Unix is usually thought of as an operating system that is used by servers and very technically-oriented people. What many Apple product users don’t realize is that they are using Unix every day.
Unix was, according to Wikipedia, first developed in 1969, which, in computing terms, is several lifetimes. There are countless variations of Unix-like operating systems, such as Linux; Apple’s is called Darwin, and it’s the “core OS” of every Mac, iPhone, iPad, iPod Touch, and AppleTV. (Mac OS X 10.5 is also one of the few operating systems certified as Unix by the organization that owns the trademark.)
How did this happen? Well, back in the seventies and much of the eighties, personal computers were too limited to be able to run a complex OS like Unix. And so computer vendors often developed their own operating systems, as Apple did when they developed the Macintosh.
In the mid-nineties, Mac OS had gone as far as it could go; nothing could be done to it that would, for example, keep it from crashing regularly.
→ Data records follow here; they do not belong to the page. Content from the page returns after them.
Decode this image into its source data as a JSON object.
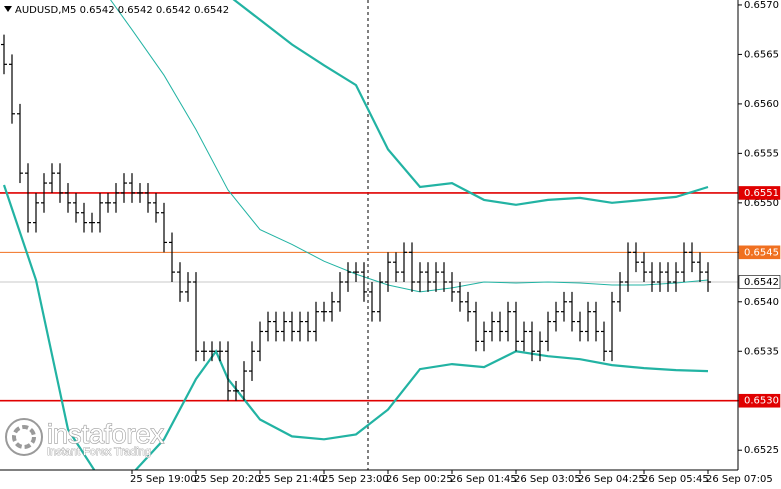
{
  "chart_data": {
    "type": "ohlc",
    "title": "AUDUSD,M5  0.6542 0.6542 0.6542 0.6542",
    "bar_color": "#000000",
    "ylim": [
      0.6523,
      0.65705
    ],
    "xlim": [
      -0.5,
      91.75
    ],
    "yticks": [
      {
        "value": 0.657,
        "label": "0.6570"
      },
      0.6565,
      {
        "value": 0.656,
        "label": "0.6560"
      },
      0.6555,
      {
        "value": 0.655,
        "label": "0.6550"
      },
      0.6545,
      {
        "value": 0.654,
        "label": "0.6540"
      },
      0.6535,
      {
        "value": 0.653,
        "label": "0.6530"
      },
      0.6525
    ],
    "categories": [
      null,
      null,
      null,
      null,
      null,
      null,
      null,
      null,
      null,
      null,
      null,
      null,
      null,
      null,
      null,
      null,
      "25 Sep 19:00",
      null,
      null,
      null,
      null,
      null,
      null,
      null,
      "25 Sep 20:20",
      null,
      null,
      null,
      null,
      null,
      null,
      null,
      "25 Sep 21:40",
      null,
      null,
      null,
      null,
      null,
      null,
      null,
      "25 Sep 23:00",
      null,
      null,
      null,
      null,
      null,
      null,
      null,
      "26 Sep 00:25",
      null,
      null,
      null,
      null,
      null,
      null,
      null,
      "26 Sep 01:45",
      null,
      null,
      null,
      null,
      null,
      null,
      null,
      "26 Sep 03:05",
      null,
      null,
      null,
      null,
      null,
      null,
      null,
      "26 Sep 04:25",
      null,
      null,
      null,
      null,
      null,
      null,
      null,
      "26 Sep 05:45",
      null,
      null,
      null,
      null,
      null,
      null,
      null,
      "26 Sep 07:05"
    ],
    "bars": [
      [
        0.6566,
        0.6567,
        0.6563,
        0.6564
      ],
      [
        0.6564,
        0.6565,
        0.6558,
        0.6559
      ],
      [
        0.6559,
        0.656,
        0.6552,
        0.6553
      ],
      [
        0.6553,
        0.6554,
        0.6547,
        0.6548
      ],
      [
        0.6548,
        0.6551,
        0.6547,
        0.655
      ],
      [
        0.655,
        0.6553,
        0.6549,
        0.6552
      ],
      [
        0.6552,
        0.6554,
        0.6551,
        0.6553
      ],
      [
        0.6553,
        0.6554,
        0.655,
        0.6551
      ],
      [
        0.6551,
        0.6552,
        0.6549,
        0.655
      ],
      [
        0.655,
        0.6551,
        0.6548,
        0.6549
      ],
      [
        0.6549,
        0.655,
        0.6547,
        0.6548
      ],
      [
        0.6548,
        0.6549,
        0.6547,
        0.6548
      ],
      [
        0.6548,
        0.6551,
        0.6547,
        0.655
      ],
      [
        0.655,
        0.6551,
        0.6549,
        0.655
      ],
      [
        0.655,
        0.6552,
        0.6549,
        0.6551
      ],
      [
        0.6551,
        0.6553,
        0.655,
        0.6552
      ],
      [
        0.6552,
        0.6553,
        0.655,
        0.6551
      ],
      [
        0.6551,
        0.6552,
        0.655,
        0.6551
      ],
      [
        0.6551,
        0.6552,
        0.6549,
        0.655
      ],
      [
        0.655,
        0.6551,
        0.6548,
        0.6549
      ],
      [
        0.6549,
        0.655,
        0.6545,
        0.6546
      ],
      [
        0.6546,
        0.6547,
        0.6542,
        0.6543
      ],
      [
        0.6543,
        0.6544,
        0.654,
        0.6541
      ],
      [
        0.6541,
        0.6543,
        0.654,
        0.6542
      ],
      [
        0.6542,
        0.6543,
        0.6534,
        0.6535
      ],
      [
        0.6535,
        0.6536,
        0.6534,
        0.6535
      ],
      [
        0.6535,
        0.6536,
        0.6534,
        0.6535
      ],
      [
        0.6535,
        0.6536,
        0.6534,
        0.6535
      ],
      [
        0.6535,
        0.6536,
        0.653,
        0.6531
      ],
      [
        0.6531,
        0.6532,
        0.653,
        0.6531
      ],
      [
        0.6531,
        0.6534,
        0.653,
        0.6533
      ],
      [
        0.6533,
        0.6536,
        0.6532,
        0.6535
      ],
      [
        0.6535,
        0.6538,
        0.6534,
        0.6537
      ],
      [
        0.6537,
        0.6539,
        0.6536,
        0.6538
      ],
      [
        0.6538,
        0.6539,
        0.6536,
        0.6537
      ],
      [
        0.6537,
        0.6539,
        0.6536,
        0.6538
      ],
      [
        0.6538,
        0.6539,
        0.6536,
        0.6537
      ],
      [
        0.6537,
        0.6539,
        0.6536,
        0.6538
      ],
      [
        0.6538,
        0.6539,
        0.6536,
        0.6537
      ],
      [
        0.6537,
        0.654,
        0.6536,
        0.6539
      ],
      [
        0.6539,
        0.654,
        0.6538,
        0.6539
      ],
      [
        0.6539,
        0.6541,
        0.6538,
        0.654
      ],
      [
        0.654,
        0.6543,
        0.6539,
        0.6542
      ],
      [
        0.6542,
        0.6544,
        0.6541,
        0.6543
      ],
      [
        0.6543,
        0.6544,
        0.6542,
        0.6543
      ],
      [
        0.6543,
        0.6544,
        0.654,
        0.6541
      ],
      [
        0.6541,
        0.6542,
        0.6538,
        0.6539
      ],
      [
        0.6539,
        0.6543,
        0.6538,
        0.6542
      ],
      [
        0.6542,
        0.6545,
        0.6541,
        0.6544
      ],
      [
        0.6544,
        0.6545,
        0.6542,
        0.6543
      ],
      [
        0.6543,
        0.6546,
        0.6542,
        0.6545
      ],
      [
        0.6545,
        0.6546,
        0.6541,
        0.6542
      ],
      [
        0.6542,
        0.6544,
        0.6541,
        0.6543
      ],
      [
        0.6543,
        0.6544,
        0.6541,
        0.6542
      ],
      [
        0.6542,
        0.6544,
        0.6541,
        0.6543
      ],
      [
        0.6543,
        0.6544,
        0.6541,
        0.6542
      ],
      [
        0.6542,
        0.6543,
        0.654,
        0.6541
      ],
      [
        0.6541,
        0.6542,
        0.6539,
        0.654
      ],
      [
        0.654,
        0.6541,
        0.6538,
        0.6539
      ],
      [
        0.6539,
        0.654,
        0.6535,
        0.6536
      ],
      [
        0.6536,
        0.6538,
        0.6535,
        0.6537
      ],
      [
        0.6537,
        0.6539,
        0.6536,
        0.6538
      ],
      [
        0.6538,
        0.6539,
        0.6536,
        0.6537
      ],
      [
        0.6537,
        0.654,
        0.6536,
        0.6539
      ],
      [
        0.6539,
        0.654,
        0.6535,
        0.6536
      ],
      [
        0.6536,
        0.6538,
        0.6535,
        0.6537
      ],
      [
        0.6537,
        0.6538,
        0.6534,
        0.6535
      ],
      [
        0.6535,
        0.6537,
        0.6534,
        0.6536
      ],
      [
        0.6536,
        0.6539,
        0.6535,
        0.6538
      ],
      [
        0.6538,
        0.654,
        0.6537,
        0.6539
      ],
      [
        0.6539,
        0.6541,
        0.6538,
        0.654
      ],
      [
        0.654,
        0.6541,
        0.6537,
        0.6538
      ],
      [
        0.6538,
        0.6539,
        0.6536,
        0.6537
      ],
      [
        0.6537,
        0.654,
        0.6536,
        0.6539
      ],
      [
        0.6539,
        0.654,
        0.6536,
        0.6537
      ],
      [
        0.6537,
        0.6538,
        0.6534,
        0.6535
      ],
      [
        0.6535,
        0.6541,
        0.6534,
        0.654
      ],
      [
        0.654,
        0.6543,
        0.6539,
        0.6542
      ],
      [
        0.6542,
        0.6546,
        0.6541,
        0.6545
      ],
      [
        0.6545,
        0.6546,
        0.6543,
        0.6544
      ],
      [
        0.6544,
        0.6545,
        0.6542,
        0.6543
      ],
      [
        0.6543,
        0.6544,
        0.6541,
        0.6542
      ],
      [
        0.6542,
        0.6544,
        0.6541,
        0.6543
      ],
      [
        0.6543,
        0.6544,
        0.6541,
        0.6542
      ],
      [
        0.6542,
        0.6544,
        0.6541,
        0.6543
      ],
      [
        0.6543,
        0.6546,
        0.6542,
        0.6545
      ],
      [
        0.6545,
        0.6546,
        0.6543,
        0.6544
      ],
      [
        0.6544,
        0.6545,
        0.6542,
        0.6543
      ],
      [
        0.6543,
        0.6544,
        0.6541,
        0.6542
      ]
    ],
    "indicators": [
      {
        "color": "#22b3a3",
        "line_width": 2.2,
        "x": [
          0,
          4,
          8,
          12,
          16,
          20,
          24,
          28,
          32,
          36,
          40,
          44,
          48,
          52,
          56,
          60,
          64,
          68,
          72,
          76,
          80,
          84,
          88
        ],
        "values": [
          0.659,
          0.6588,
          0.6586,
          0.6584,
          0.6582,
          0.6579,
          0.6575,
          0.6571,
          0.65685,
          0.6566,
          0.65639,
          0.65619,
          0.65554,
          0.65516,
          0.6552,
          0.65503,
          0.65498,
          0.65503,
          0.65505,
          0.655,
          0.65503,
          0.65506,
          0.65516
        ]
      },
      {
        "color": "#22b3a3",
        "line_width": 1,
        "x": [
          0,
          4,
          8,
          12,
          16,
          20,
          24,
          28,
          32,
          36,
          40,
          44,
          48,
          52,
          56,
          60,
          64,
          68,
          72,
          76,
          80,
          84,
          88
        ],
        "values": [
          0.6585,
          0.6581,
          0.6577,
          0.6572,
          0.65675,
          0.65629,
          0.65574,
          0.65513,
          0.65473,
          0.65458,
          0.65441,
          0.65428,
          0.65417,
          0.6541,
          0.65414,
          0.6542,
          0.65419,
          0.6542,
          0.65419,
          0.65417,
          0.65417,
          0.65419,
          0.65422
        ]
      },
      {
        "color": "#22b3a3",
        "line_width": 2.2,
        "x": [
          0,
          4,
          8,
          12,
          16,
          20,
          24,
          26.5,
          28,
          32,
          36,
          40,
          44,
          48,
          52,
          56,
          60,
          64,
          68,
          72,
          76,
          80,
          84,
          88
        ],
        "values": [
          0.65518,
          0.65422,
          0.65271,
          0.65221,
          0.65226,
          0.65261,
          0.65322,
          0.6535,
          0.65322,
          0.65281,
          0.65264,
          0.65261,
          0.65266,
          0.65291,
          0.65332,
          0.65337,
          0.65334,
          0.6535,
          0.65345,
          0.65342,
          0.65336,
          0.65333,
          0.65331,
          0.6533
        ]
      }
    ],
    "levels": [
      {
        "value": 0.6551,
        "color": "#e00000",
        "box": "#e00000",
        "text_color": "#ffffff",
        "line_width": 1.6
      },
      {
        "value": 0.6545,
        "color": "#f07020",
        "box": "#f07020",
        "text_color": "#ffffff",
        "line_width": 1
      },
      {
        "value": 0.6542,
        "color": "#c8c8c8",
        "box": "#ffffff",
        "text_color": "#000000",
        "line_width": 1
      },
      {
        "value": 0.653,
        "label": "0.6530",
        "color": "#e00000",
        "box": "#e00000",
        "text_color": "#ffffff",
        "line_width": 1.6
      }
    ]
  },
  "logo": {
    "name": "instaforex",
    "tagline": "Instant Forex Trading"
  }
}
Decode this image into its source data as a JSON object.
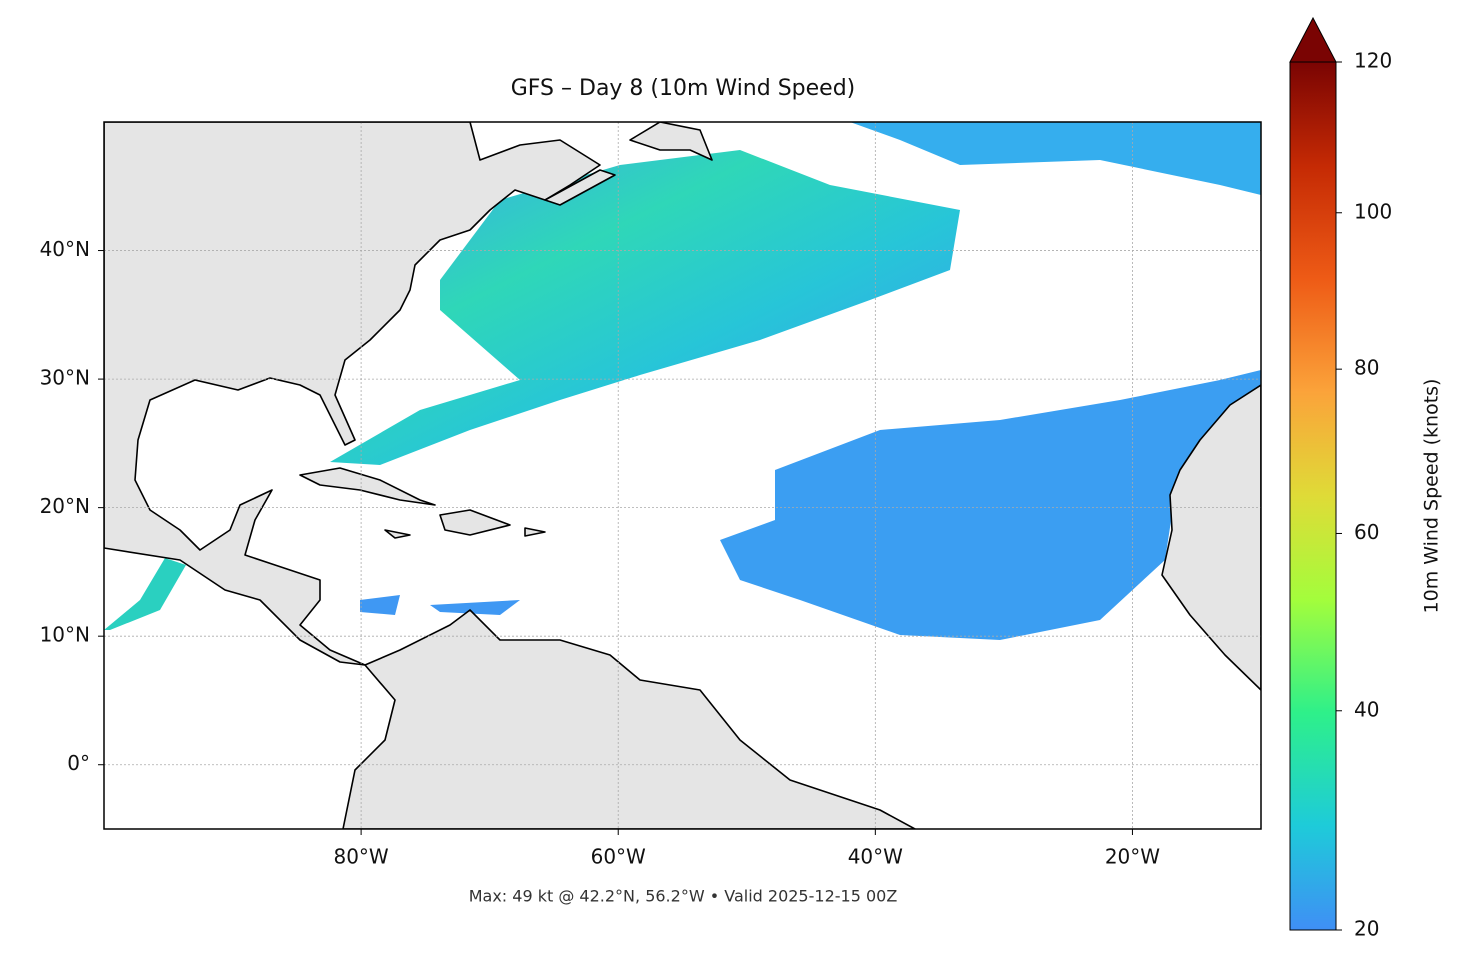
{
  "title": "GFS – Day 8 (10m Wind Speed)",
  "map": {
    "lonlim": [
      -100,
      -10
    ],
    "latlim": [
      -5,
      50
    ],
    "grid": true,
    "lon_ticks": [
      {
        "value": -80,
        "label": "80°W"
      },
      {
        "value": -60,
        "label": "60°W"
      },
      {
        "value": -40,
        "label": "40°W"
      },
      {
        "value": -20,
        "label": "20°W"
      }
    ],
    "lat_ticks": [
      {
        "value": 0,
        "label": "0°"
      },
      {
        "value": 10,
        "label": "10°N"
      },
      {
        "value": 20,
        "label": "20°N"
      },
      {
        "value": 30,
        "label": "30°N"
      },
      {
        "value": 40,
        "label": "40°N"
      }
    ]
  },
  "colorbar": {
    "label": "10m Wind Speed (knots)",
    "lim": [
      20,
      120
    ],
    "ticks": [
      20,
      40,
      60,
      80,
      100,
      120
    ],
    "norm": "power",
    "gamma": 0.855
  },
  "caption": "Max: 49 kt @ 42.2°N, 56.2°W • Valid 2025-12-15 00Z"
}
After failing to successfully develop a new operating system, Apple bought NeXT, the company Steve Jobs founded when he was ousted from Apple in 1985. NeXT had great technology, though very expensive, and the company never rose above an insignificant blip. Steve Jobs himself was considered part of computing’s past, not present.
This made NeXT attractive to Apple, who wanted NeXT’s OPENSTEP operating system for the foundation of the Mac OS of the future — which we now know as Mac OS X. And OPENSTEP was a derivative of Unix.
Four months later, Steve Jobs was once again running Apple. And today, you’ve got an OS with a long and rich history in your pocket.